The Neural Architecture of Dream Recall Frequency: Insights from Interindividual Variations in Brain Structure and Function

Dreaming represents a complex and universal aspect of human sleep, yet it remains an intriguing phenomenon, with the neural mechanisms underlying dream experiences and their frequency not fully understood. This study employs a multimodal neuroimaging approach, integrating quantitative multi-parameter mapping, diffusion tensor imaging, and resting-state functional MRI, to investigate the neural correlates of dream recall frequency (DRF) in a large cohort of 258 healthy individuals.
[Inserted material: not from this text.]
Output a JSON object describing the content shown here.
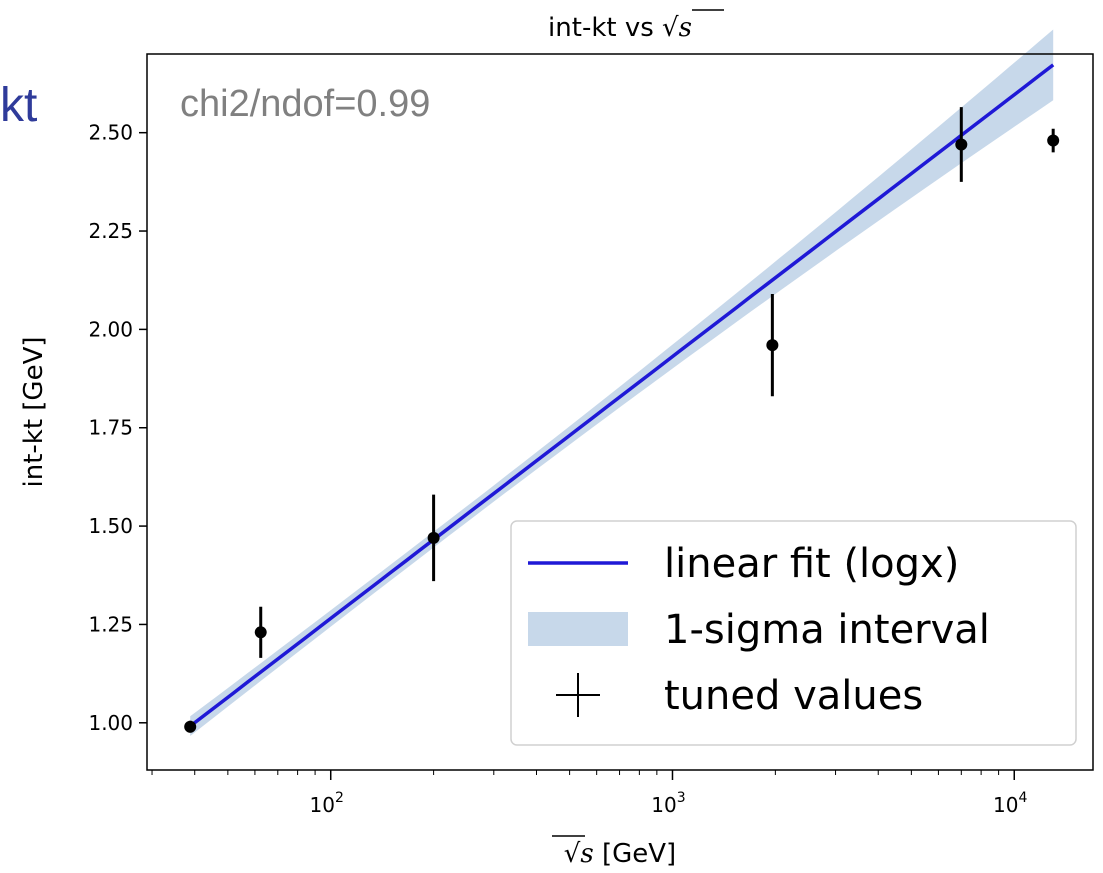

By employing Linked Independent Component Analysis (LICA), we were able to discern distinctive patterns of brain structure and function that correlated with variations in DRF. Our findings elucidate a complex relationship between dream recall and brain microstructure integrity, particularly in white matter regions of the orbitofrontal cortex, parahippocampal gyrus, superior parietal lobule, and occipital cortex. Higher DRF was related to increased white matter microstructure integrity in these regions and decreased gray matter volume in occipital and temporal areas. In terms of functional measures, higher DRF was associated with reduced connectivity across a range of resting-state networks, including the default mode, visual, and dorsal attention networks. This was particularly evident in the right precuneus and posterior cingulate cortex. These results suggest that enhanced dream recall may be related to the organization of higher-order visual and cognitive processing areas, supporting a top-down model of dreaming. This study contributes to a more comprehensive understanding of the neural substrates underlying individual differences in dream recall, offering a foundation for future investigations into the neurobiology and causal relationships of dreaming.